Les silences sont là pour étouffer des vérités, et plus encore celles conservés depuis l'enfance. Les adultes sont rarement innocents, surtout quand des fratries se déchirent , et que les gosses ne voient venir. Qaïn ne trouvera personne à haïr de plus que son propre père sur cette putain de terre. Rien de plus abjectes que ce qu'il a fait de ses enfants durant l'enfance, et il en a tellement vu des salopards qui rendaient leurs gosses malheureux. Pire encore, qui les violaient, qui les mutilaient, qui les envoyaient à la guerre  à 8 ans, ou qui vendaient leurs filles à des extrémistes, et en prison, il en a encore plus vu des enfoirés de ce genre, jusqu'au beau père de son fils. Il l'a appris un jour au téléphone par une nana qu'il s'était envoyé sous l'emprise de l'alcool avant d'être enfermé en taule quelques temps après.

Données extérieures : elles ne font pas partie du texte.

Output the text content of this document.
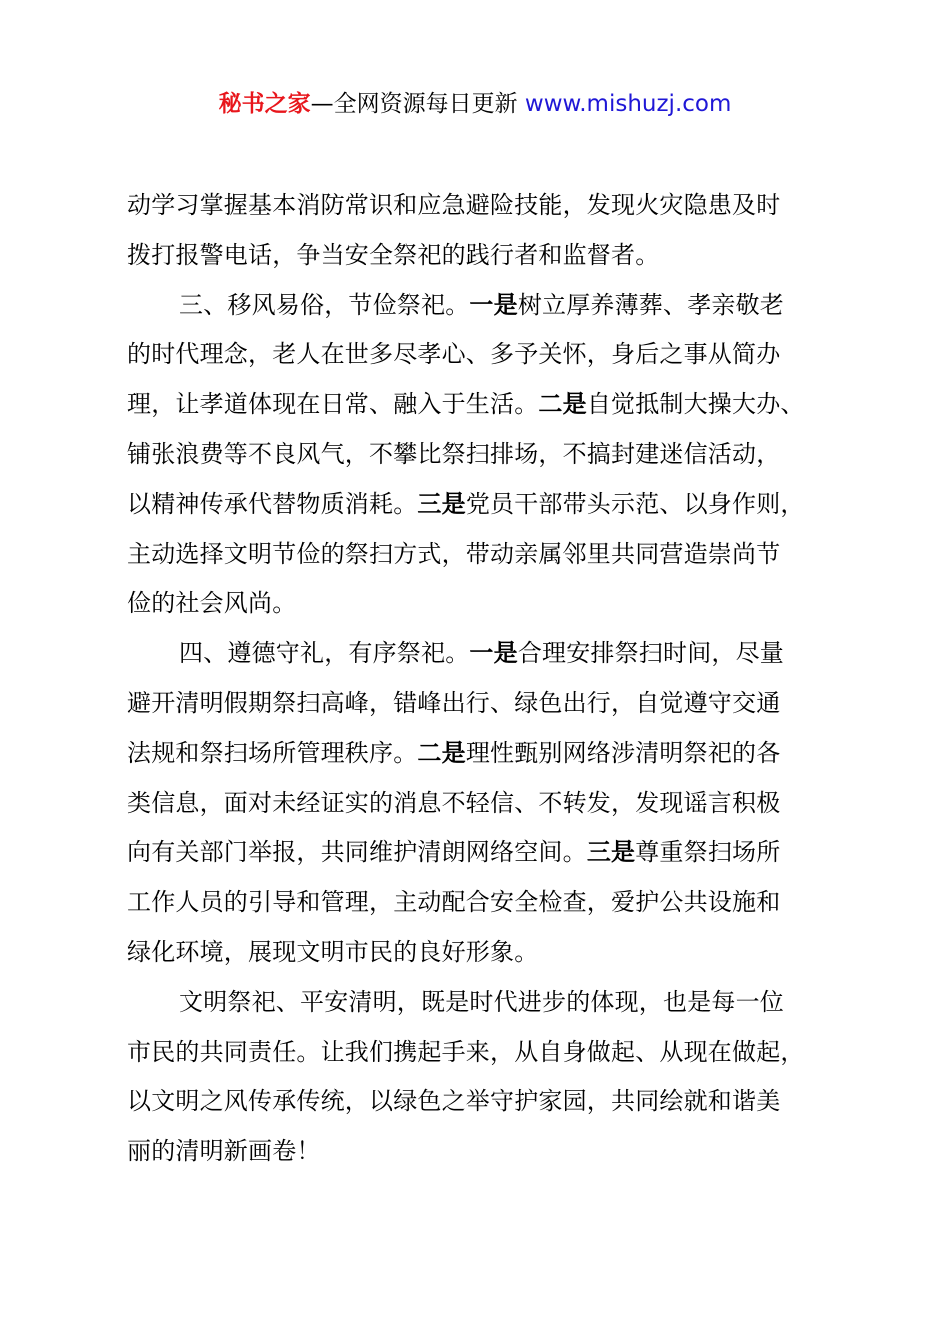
秘书之家—全网资源每日更新 www.mishuzj.com
动学习掌握基本消防常识和应急避险技能，发现火灾隐患及时
拨打报警电话，争当安全祭祀的践行者和监督者。
三、移风易俗，节俭祭祀。一是树立厚养薄葬、孝亲敬老
的时代理念，老人在世多尽孝心、多予关怀，身后之事从简办
理，让孝道体现在日常、融入于生活。二是自觉抵制大操大办、
铺张浪费等不良风气，不攀比祭扫排场，不搞封建迷信活动，
以精神传承代替物质消耗。三是党员干部带头示范、以身作则，
主动选择文明节俭的祭扫方式，带动亲属邻里共同营造崇尚节
俭的社会风尚。
四、遵德守礼，有序祭祀。一是合理安排祭扫时间，尽量
避开清明假期祭扫高峰，错峰出行、绿色出行，自觉遵守交通
法规和祭扫场所管理秩序。二是理性甄别网络涉清明祭祀的各
类信息，面对未经证实的消息不轻信、不转发，发现谣言积极
向有关部门举报，共同维护清朗网络空间。三是尊重祭扫场所
工作人员的引导和管理，主动配合安全检查，爱护公共设施和
绿化环境，展现文明市民的良好形象。
文明祭祀、平安清明，既是时代进步的体现，也是每一位
市民的共同责任。让我们携起手来，从自身做起、从现在做起，
以文明之风传承传统，以绿色之举守护家园，共同绘就和谐美
丽的清明新画卷！
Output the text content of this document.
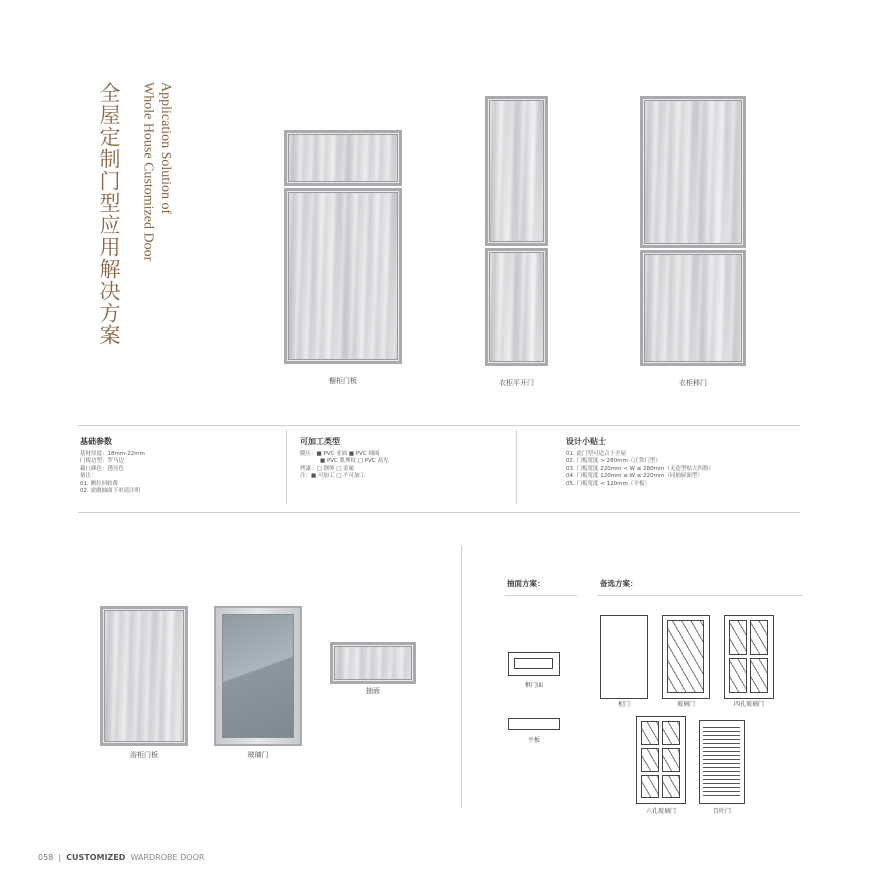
全屋定制门型应用解决方案	Application Solution of
Whole House Customized Door
橱柜门板	衣柜平开门	衣柜移门
基础参数
基材厚度：18mm-22mm
门板边型：罗马边
截口颜色：透亮色
备注：
01. 侧拉回收费
02. 需做抽面下单请注明
可加工类型
膜压：■ PVC 亚面 ■ PVC 细面
■ PVC 肌理纹 □ PVC 高光
烤漆：□ 钢琴 □ 金属
注：■ 可加工 □ 不可加工
设计小贴士
01. 此门型可适合于全屋
02. 门板宽度 > 280mm（正常门型）
03. 门板宽度 220mm < W ≤ 280mm（无造型贴大四格）
04. 门板宽度 120mm ≤ W ≤ 220mm（同抽屉面型）
05. 门板宽度 < 120mm（平板）
浴柜门板	玻璃门
抽面
抽面方案：
框门面
平板
备选方案：
柜门	玻璃门	四孔玻璃门
六孔玻璃门	百叶门
058 | CUSTOMIZED WARDROBE DOOR
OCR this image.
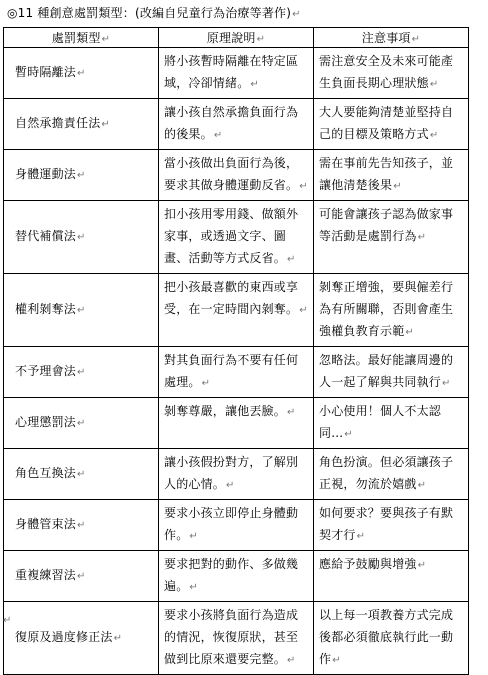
◎11 種創意處罰類型：(改編自兒童行為治療等著作)↵
處罰類型↵	原理說明↵	注意事項↵
暫時隔離法↵	將小孩暫時隔離在特定區域，冷卻情緒。↵	需注意安全及未來可能產生負面長期心理狀態↵
自然承擔責任法↵	讓小孩自然承擔負面行為的後果。↵	大人要能夠清楚並堅持自己的目標及策略方式↵
身體運動法↵	當小孩做出負面行為後，要求其做身體運動反省。↵	需在事前先告知孩子，並讓他清楚後果↵
替代補償法↵	扣小孩用零用錢、做額外家事，或透過文字、圖畫、活動等方式反省。↵	可能會讓孩子認為做家事等活動是處罰行為↵
權利剝奪法↵	把小孩最喜歡的東西或享受，在一定時間內剝奪。↵	剝奪正增強，要與僱差行為有所關聯，否則會產生強權負教育示範↵
不予理會法↵	對其負面行為不要有任何處理。↵	忽略法。最好能讓周邊的人一起了解與共同執行↵
心理懲罰法↵	剝奪尊嚴，讓他丟臉。↵	小心使用！個人不太認同...↵
角色互換法↵	讓小孩假扮對方，了解別人的心情。↵	角色扮演。但必須讓孩子正視，勿流於嬉戲↵
身體管束法↵	要求小孩立即停止身體動作。↵	如何要求？要與孩子有默契才行↵
重複練習法↵	要求把對的動作、多做幾遍。↵	應給予鼓勵與增強↵
復原及過度修正法↵	要求小孩將負面行為造成的情況，恢復原狀，甚至做到比原來還要完整。↵	以上每一項教養方式完成後都必須徹底執行此一動作↵
↵
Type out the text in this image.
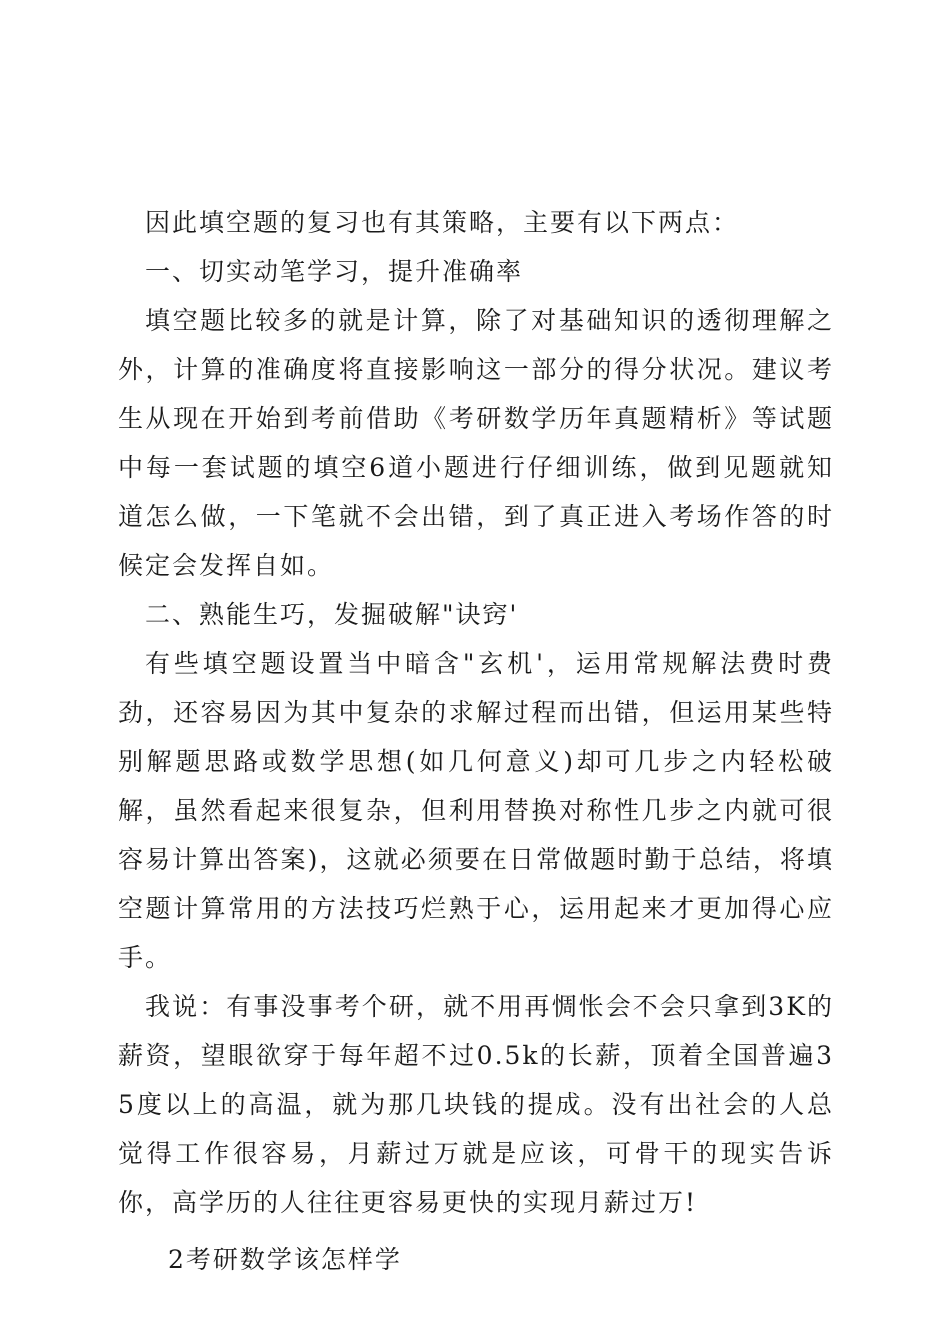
因此填空题的复习也有其策略，主要有以下两点：

一、切实动笔学习，提升准确率

填空题比较多的就是计算，除了对基础知识的透彻理解之外，计算的准确度将直接影响这一部分的得分状况。建议考生从现在开始到考前借助《考研数学历年真题精析》等试题中每一套试题的填空6道小题进行仔细训练，做到见题就知道怎么做，一下笔就不会出错，到了真正进入考场作答的时候定会发挥自如。

二、熟能生巧，发掘破解"诀窍'

有些填空题设置当中暗含"玄机'，运用常规解法费时费劲，还容易因为其中复杂的求解过程而出错，但运用某些特别解题思路或数学思想(如几何意义)却可几步之内轻松破解，虽然看起来很复杂，但利用替换对称性几步之内就可很容易计算出答案)，这就必须要在日常做题时勤于总结，将填空题计算常用的方法技巧烂熟于心，运用起来才更加得心应手。

我说：有事没事考个研，就不用再惆怅会不会只拿到3K的薪资，望眼欲穿于每年超不过0.5k的长薪，顶着全国普遍35度以上的高温，就为那几块钱的提成。没有出社会的人总觉得工作很容易，月薪过万就是应该，可骨干的现实告诉你，高学历的人往往更容易更快的实现月薪过万!

2考研数学该怎样学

Et cette dernière l'avait appelé pour lui dire qu'elle n'avait pas su gérer, que tout était de sa faute et qu'à présent le beau père de son fils était en prison avec lui pour les avoir frapper. D'un le type avait passé un trés mauvais quart d'heure, et de deux, il se retrouvait avec un gosse sur les bras qu'il ne pouvait assumer.... Pendant tout ce temps il ne l'avait pas appelé, et il supposait que ce dénommé Nathanael n'avait même pas conscience qu'il existait... Alors il n'avait pas repris contact pour le moment mais savait où il crêchait... Un écho à sa vie. Vivre sans père, ou avec un connard...? Le choix était difficile et injuste pour ce gosse, alors avait-il le droit d'enfreindre tout ce que le gamin avait probablement mis du temps à construire? Sa vie se résumait à ça, toujours sur le fil , et finalement dans l'ombre. Pour l'heure c'était ça. Sa vraie famille vivait à quelques kilomètres de là mais ça aussi en deux ans, il n'avait pas été les revoir et la raison était simple. Ils n'avaient jamais été le voir en taule, n'avaient jamais cherché à le joindre. En cinquante sept ans, c'était ... long.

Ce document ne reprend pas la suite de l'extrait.